Siber Zorbalığı Görmezden Gelmeyin
Tıpkı psikolojik zorbalık gibi siber zorbalık da giderek yaygınlaşan bir şiddet türü. Siber zorbalığın artmasında bu alanın kontrolünün imkansızlığı, saldırının anonim olarak gerçekleşmesi, tek bir tuşa basarak şiddetin kolayca yayılması ve çocukların dijital ortamlarda giderek daha fazla zaman geçirmeleri yatıyor.

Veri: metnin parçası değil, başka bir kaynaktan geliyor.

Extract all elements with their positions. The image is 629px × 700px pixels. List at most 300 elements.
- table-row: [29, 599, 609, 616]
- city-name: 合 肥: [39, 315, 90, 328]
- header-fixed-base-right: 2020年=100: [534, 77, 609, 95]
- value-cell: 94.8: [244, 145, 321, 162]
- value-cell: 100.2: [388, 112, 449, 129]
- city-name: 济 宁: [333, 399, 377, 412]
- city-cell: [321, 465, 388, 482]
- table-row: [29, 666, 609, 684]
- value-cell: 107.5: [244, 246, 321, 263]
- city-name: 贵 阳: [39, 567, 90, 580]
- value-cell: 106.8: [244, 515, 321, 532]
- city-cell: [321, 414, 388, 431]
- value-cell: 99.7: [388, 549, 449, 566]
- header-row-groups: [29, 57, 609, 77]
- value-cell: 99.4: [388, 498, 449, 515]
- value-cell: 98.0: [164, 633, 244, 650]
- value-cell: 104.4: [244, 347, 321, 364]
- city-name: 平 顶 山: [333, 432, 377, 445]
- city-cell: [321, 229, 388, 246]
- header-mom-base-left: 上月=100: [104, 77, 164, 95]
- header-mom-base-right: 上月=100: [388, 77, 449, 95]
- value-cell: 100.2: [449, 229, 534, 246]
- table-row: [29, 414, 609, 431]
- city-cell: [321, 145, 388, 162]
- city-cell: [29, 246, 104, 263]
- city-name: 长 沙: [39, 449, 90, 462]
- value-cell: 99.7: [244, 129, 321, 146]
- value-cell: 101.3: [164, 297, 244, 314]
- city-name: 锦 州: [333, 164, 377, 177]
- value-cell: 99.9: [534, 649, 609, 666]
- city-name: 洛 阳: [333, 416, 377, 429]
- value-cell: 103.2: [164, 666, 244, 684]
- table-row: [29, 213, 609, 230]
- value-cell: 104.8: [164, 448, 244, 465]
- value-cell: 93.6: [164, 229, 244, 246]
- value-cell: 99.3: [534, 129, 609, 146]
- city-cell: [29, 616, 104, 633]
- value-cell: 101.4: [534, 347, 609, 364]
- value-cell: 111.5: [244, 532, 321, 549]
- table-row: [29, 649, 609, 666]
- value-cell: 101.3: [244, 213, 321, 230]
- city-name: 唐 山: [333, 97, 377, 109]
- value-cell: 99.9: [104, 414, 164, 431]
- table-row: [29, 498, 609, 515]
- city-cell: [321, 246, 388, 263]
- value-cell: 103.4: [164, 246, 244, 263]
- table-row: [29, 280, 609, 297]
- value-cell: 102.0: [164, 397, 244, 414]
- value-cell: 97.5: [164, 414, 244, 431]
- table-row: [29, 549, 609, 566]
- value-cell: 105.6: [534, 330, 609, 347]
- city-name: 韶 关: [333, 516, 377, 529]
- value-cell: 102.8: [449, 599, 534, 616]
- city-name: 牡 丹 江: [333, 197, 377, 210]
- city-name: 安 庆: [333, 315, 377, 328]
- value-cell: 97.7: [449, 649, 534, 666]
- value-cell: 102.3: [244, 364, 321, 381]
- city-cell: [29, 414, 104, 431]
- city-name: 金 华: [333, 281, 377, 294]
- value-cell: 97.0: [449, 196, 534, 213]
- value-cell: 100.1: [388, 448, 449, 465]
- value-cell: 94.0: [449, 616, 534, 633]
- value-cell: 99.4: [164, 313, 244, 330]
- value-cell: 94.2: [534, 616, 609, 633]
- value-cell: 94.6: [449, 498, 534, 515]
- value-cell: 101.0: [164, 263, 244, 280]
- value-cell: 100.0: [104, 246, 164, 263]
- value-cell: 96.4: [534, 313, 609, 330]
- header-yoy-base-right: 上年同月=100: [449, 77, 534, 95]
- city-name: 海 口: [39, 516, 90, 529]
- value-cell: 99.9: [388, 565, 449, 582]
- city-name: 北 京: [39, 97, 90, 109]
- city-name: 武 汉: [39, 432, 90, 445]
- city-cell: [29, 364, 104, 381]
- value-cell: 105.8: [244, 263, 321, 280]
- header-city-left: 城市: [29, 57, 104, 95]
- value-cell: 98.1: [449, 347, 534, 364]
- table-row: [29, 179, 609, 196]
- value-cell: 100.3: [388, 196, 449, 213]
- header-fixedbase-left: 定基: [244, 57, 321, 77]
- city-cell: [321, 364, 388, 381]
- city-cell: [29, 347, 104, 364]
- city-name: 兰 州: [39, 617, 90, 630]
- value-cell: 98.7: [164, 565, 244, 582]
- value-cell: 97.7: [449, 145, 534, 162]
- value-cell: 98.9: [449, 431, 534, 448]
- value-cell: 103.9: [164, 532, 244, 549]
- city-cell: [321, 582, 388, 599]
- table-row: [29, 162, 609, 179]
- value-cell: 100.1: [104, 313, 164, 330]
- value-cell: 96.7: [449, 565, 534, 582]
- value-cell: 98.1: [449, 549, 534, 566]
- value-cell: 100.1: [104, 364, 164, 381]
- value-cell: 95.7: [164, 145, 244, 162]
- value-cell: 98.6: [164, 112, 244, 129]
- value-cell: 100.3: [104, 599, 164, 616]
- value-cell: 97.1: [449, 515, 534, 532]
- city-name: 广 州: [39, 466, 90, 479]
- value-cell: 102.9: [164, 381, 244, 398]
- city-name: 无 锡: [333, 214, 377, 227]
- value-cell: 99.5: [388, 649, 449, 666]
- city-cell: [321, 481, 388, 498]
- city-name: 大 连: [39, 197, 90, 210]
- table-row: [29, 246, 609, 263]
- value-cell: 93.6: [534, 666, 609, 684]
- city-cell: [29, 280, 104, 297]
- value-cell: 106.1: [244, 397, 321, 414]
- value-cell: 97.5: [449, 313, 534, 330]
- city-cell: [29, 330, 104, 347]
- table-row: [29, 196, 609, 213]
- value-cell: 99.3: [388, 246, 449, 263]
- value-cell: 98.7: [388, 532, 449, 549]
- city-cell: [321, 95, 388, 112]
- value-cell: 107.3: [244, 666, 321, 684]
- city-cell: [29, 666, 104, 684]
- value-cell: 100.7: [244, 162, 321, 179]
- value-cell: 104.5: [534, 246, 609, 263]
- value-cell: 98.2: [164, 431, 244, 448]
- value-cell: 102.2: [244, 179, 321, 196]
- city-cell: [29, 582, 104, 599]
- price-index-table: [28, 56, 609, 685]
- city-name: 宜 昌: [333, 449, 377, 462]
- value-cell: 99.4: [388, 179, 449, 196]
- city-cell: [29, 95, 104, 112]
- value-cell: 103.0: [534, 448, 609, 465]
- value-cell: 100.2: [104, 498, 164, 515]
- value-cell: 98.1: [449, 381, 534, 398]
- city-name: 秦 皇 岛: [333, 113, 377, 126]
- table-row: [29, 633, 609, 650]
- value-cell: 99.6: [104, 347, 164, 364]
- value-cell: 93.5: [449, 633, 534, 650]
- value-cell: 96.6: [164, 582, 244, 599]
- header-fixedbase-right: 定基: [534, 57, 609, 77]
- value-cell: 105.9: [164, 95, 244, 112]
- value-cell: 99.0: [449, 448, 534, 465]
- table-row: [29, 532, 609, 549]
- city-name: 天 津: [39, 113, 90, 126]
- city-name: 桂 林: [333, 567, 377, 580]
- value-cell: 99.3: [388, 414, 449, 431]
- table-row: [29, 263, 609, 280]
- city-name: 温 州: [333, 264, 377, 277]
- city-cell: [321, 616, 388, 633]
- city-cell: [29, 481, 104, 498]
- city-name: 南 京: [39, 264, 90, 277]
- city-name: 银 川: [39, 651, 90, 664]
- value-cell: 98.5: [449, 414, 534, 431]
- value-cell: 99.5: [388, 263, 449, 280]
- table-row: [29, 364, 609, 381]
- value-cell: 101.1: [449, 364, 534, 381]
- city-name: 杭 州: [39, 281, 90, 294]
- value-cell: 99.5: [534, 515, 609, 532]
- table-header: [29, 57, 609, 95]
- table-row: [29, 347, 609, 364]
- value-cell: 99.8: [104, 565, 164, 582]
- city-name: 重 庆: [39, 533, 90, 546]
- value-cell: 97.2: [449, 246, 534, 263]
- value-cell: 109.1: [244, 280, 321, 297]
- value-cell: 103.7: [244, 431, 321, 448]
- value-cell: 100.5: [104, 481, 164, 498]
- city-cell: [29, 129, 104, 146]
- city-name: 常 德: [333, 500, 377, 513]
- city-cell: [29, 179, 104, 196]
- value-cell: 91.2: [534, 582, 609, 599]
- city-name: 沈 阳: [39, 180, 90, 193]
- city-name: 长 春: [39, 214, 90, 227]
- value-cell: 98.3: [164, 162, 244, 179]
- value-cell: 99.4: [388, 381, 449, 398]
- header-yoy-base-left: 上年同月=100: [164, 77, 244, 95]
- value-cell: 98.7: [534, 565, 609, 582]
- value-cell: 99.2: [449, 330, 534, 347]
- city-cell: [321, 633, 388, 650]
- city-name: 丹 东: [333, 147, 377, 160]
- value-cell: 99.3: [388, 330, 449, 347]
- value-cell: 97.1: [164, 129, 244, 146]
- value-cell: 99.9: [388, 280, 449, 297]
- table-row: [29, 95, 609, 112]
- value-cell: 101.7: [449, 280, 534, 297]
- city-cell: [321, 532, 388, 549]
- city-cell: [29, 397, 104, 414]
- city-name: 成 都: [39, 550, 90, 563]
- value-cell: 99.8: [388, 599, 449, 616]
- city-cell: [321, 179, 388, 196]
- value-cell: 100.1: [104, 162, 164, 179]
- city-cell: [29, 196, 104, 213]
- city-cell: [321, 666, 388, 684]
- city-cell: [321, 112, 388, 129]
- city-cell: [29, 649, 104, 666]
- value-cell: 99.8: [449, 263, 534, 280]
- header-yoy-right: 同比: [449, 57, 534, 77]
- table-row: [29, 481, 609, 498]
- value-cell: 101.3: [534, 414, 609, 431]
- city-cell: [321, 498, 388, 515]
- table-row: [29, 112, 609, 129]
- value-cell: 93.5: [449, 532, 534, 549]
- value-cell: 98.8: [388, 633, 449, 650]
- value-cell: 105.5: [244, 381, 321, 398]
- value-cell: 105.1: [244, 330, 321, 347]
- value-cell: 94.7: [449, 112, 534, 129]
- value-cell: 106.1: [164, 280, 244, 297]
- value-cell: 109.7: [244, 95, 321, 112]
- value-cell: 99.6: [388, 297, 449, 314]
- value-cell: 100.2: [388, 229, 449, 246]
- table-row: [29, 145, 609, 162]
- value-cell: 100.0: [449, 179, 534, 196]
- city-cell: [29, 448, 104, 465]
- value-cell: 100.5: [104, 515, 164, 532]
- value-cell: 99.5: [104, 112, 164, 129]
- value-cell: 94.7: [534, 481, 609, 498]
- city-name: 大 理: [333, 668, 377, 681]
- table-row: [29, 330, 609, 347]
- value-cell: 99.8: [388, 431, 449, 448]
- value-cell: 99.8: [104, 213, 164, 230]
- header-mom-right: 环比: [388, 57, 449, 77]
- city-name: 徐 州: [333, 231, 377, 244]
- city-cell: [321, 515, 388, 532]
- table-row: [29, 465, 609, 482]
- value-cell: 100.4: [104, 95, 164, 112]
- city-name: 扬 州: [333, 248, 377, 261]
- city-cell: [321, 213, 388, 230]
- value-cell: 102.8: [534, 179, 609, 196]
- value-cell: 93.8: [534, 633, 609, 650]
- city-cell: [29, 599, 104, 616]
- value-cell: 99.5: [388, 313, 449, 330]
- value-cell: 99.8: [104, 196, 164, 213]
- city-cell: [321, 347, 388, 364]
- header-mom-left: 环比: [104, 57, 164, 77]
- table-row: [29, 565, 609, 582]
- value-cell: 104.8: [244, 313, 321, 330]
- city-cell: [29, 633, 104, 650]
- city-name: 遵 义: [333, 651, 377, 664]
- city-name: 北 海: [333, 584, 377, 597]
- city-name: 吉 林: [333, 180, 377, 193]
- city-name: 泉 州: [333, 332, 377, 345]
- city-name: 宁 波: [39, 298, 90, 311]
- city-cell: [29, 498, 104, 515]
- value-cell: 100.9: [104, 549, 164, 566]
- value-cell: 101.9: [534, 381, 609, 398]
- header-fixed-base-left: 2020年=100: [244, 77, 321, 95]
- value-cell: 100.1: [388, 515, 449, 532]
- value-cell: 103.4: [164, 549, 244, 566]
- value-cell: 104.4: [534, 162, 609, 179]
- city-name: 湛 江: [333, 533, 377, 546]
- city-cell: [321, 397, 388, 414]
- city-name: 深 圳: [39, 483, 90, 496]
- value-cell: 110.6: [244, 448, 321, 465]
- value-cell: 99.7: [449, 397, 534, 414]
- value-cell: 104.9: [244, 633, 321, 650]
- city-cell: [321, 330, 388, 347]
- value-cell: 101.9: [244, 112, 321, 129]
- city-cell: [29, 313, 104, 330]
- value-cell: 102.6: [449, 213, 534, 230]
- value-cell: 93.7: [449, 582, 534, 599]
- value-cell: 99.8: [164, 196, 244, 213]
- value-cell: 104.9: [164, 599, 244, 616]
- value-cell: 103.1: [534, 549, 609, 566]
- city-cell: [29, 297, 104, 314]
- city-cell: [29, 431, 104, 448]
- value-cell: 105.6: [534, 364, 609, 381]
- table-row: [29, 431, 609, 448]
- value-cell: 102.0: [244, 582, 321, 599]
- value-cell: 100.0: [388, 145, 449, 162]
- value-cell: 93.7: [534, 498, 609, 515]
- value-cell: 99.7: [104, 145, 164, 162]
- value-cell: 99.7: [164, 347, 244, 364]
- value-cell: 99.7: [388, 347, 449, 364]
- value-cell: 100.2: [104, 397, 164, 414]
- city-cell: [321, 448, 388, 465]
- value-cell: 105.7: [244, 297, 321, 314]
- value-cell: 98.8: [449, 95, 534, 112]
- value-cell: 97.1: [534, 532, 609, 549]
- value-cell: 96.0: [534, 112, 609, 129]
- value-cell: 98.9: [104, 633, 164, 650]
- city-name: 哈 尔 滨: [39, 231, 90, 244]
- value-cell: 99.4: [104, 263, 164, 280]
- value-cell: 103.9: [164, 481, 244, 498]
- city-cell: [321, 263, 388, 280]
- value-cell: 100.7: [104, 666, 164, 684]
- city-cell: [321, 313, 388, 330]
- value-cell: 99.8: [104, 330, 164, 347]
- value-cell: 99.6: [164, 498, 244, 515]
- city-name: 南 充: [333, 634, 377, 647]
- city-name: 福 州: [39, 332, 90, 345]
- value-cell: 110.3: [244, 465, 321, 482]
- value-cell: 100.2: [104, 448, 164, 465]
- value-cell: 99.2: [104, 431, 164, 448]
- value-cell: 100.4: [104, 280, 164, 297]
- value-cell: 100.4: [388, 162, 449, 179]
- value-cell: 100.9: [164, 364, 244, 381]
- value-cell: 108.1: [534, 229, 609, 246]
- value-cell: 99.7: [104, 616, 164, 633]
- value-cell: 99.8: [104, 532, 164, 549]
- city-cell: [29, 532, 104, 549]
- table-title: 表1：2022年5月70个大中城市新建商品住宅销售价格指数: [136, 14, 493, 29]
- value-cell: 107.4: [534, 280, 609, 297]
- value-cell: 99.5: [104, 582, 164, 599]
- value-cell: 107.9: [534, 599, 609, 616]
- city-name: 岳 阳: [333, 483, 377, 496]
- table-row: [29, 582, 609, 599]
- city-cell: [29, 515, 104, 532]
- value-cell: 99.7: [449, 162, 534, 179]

Uzmanlara göre bu şiddet türünün artmasında bir başka neden ise çocukların uyguladıkları şiddetin nesnesiyle karşı karşıya olmadıklarında ve çevrelerinde onları eleştirip durduracak başka insanlar olmadığında zorbalık yapmanın çok daha kolay olması gerçeği. Üstelik bu anonim şiddet öyle kolay yayılıyor ki zorbalığı uygulayan çocuğun kendisini çok daha güçlü hissetmesini sağlıyor.
Bu nedenle doğru teknoloji kullanımı hakkında standartların düzenli olarak anlatılması, nezaket ve merhamet kavramlarının dijital dünyada da geçerli olduğunun altının çizilmesi önemli bir adım olacaktır.
Olaya Tanıklık Eden Öğrencileri Destekçilere Dönüştürün
Uzmanlar, yaşanan her 10 zorbalık olayının dokuzunda tanıklar bulunduğunu ancak bu tanıkların sadece iki tanesinin mağdurlar adına harekete geçtiğini ifade ediyorlar. Oysa olumsuz bir durumda şiddet gören arkadaşlarının yanında olmayı çocuklarımıza öğretebiliriz:
Onlara zorbalığın kendi suskun tutumları ile güçlendiğini, zorbalığa uğrayan bir arkadaşları ile duygusal bağ kurduklarında, destek olduklarında, yapılacak en doğru şeyi yaptıklarını anlatmamız önemlidir. Zorbalığa şahit olan her çocuk, suskunluğunun şiddeti arttıracağını, yapıcı müdahalesinin ise arkadaşını koruyacağını bilmelidir.
En Önemlisi: Öğrencilerinizin Sosyal Duygusal Becerilerini Geliştirin
Akran Zorbalığını Durdurmak, şiddet uygulayan öğrenciyi yakalamaktan, onu cezalandırmaktan çok daha kapsamlı bir bakış açısı gerektirir. Bütün öğrencilerin temel sosyal duygusal yeterliliklerini geliştirmeye odaklanan bir öğrenme süreci, zorbalık yapan çocukları “düzeltmekten” çok daha etkili ve insancıl bir yöntemdir.
Bu süreç en başta sınıflarımızda saygı ve dayanışmaya dönük bir iklim oluşturmakla başlar. Herkesin biricikliğini anlatmak ve farklılıkları savunmak ve onurlandırmak bu iklimin temelleridir. Sosyal duygusal öğrenme amaçlı ve yapıcı akran ilişkileri, gelişmiş ilgi ve empati, sosyal katılım öğretmeyi amaçlayan çalışmaların şiddet içeren tutumları azalttığı bilinmektedir.
Bu çalışmalar çocuklara duygularını nasıl düzenleyeceklerini, streslerini nasıl yöneteceklerini, problem çözme becerilerini nasıl yükselteceklerini öğreterek, empatilerini ve iletişim becerilerini geliştirerek onların sosyal becerilerini üst düzeye taşır. Daha ilginç olan ise, sosyal duygusal içerikli çalışmalar yapan öğrencilerin akademik başarılarının da yükseldiğinin ortaya çıkartılmış olmasıdır.
Bu makalenin hazırlanmasında Harvard Graduate School od Education’ın online kaynaklarından yararlanılmıştır.